Seventeen percent adults in Bangladesh saved in the past one year using a formal account, which is 12 percent in India, just 1 percent in Pakistan and 28 percent in Sri Lanka.
Financial inclusion started to get momentum when central bank Governor Dr Atiur Rahman took charge in May 2009. His efforts helped nearly one crore (10 million) farmers to open accounts in banks. Rahman has also brought the sharecroppers and the poorest segment into the banking services for loans and subsidy distributions.
The report shows three quarters of the world's poor do not have a bank account, not only because of poverty, but also because of the cost, travel distance, and amount of paper work involved in opening one.
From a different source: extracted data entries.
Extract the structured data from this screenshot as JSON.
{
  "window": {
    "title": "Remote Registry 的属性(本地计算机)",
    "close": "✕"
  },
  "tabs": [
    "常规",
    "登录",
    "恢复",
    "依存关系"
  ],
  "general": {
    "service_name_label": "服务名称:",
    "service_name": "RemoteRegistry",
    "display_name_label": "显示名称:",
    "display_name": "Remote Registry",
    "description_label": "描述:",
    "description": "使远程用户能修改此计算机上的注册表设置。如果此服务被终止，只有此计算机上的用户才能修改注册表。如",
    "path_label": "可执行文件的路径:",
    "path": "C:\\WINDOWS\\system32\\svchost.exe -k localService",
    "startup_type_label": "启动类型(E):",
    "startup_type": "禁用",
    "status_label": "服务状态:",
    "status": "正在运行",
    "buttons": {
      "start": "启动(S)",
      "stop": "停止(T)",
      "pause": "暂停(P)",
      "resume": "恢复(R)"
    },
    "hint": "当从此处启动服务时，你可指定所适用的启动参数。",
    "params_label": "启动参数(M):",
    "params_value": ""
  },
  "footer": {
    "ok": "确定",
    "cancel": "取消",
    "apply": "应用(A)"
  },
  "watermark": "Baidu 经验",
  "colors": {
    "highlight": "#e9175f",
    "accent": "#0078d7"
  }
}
It said those without access to formal banking often have to rely on moneylenders who often charge high fees. The “unbanked” are also less likely to start their own business or insure themselves against unexpected events.
"Providing financial services to the 2.5 billion people who are 'unbanked' could boost economic growth and opportunity for the world's poor,” said World Bank Group President Robert B Zoellick.
Nine out of 10 adults in high-income economies report having an account at a formal financial institution, according to the report. In East Asia and Pacific, 28 percent of adults reported having saved at a formal financial institution in the past 12 months, compared to 10 percent in the rest of the developing world.
The data was collected by Gallup, Inc using the Gallup World Poll Survey. The Bank's Development Research Group is building the database with a 10-year grant from the Bill & Melinda Gates Foundation.
The Global Findex fills a major gap in the financial inclusion data landscape and is the first public database of demand-side indicators that consistently measures individuals' usage of financial products across countries and over time.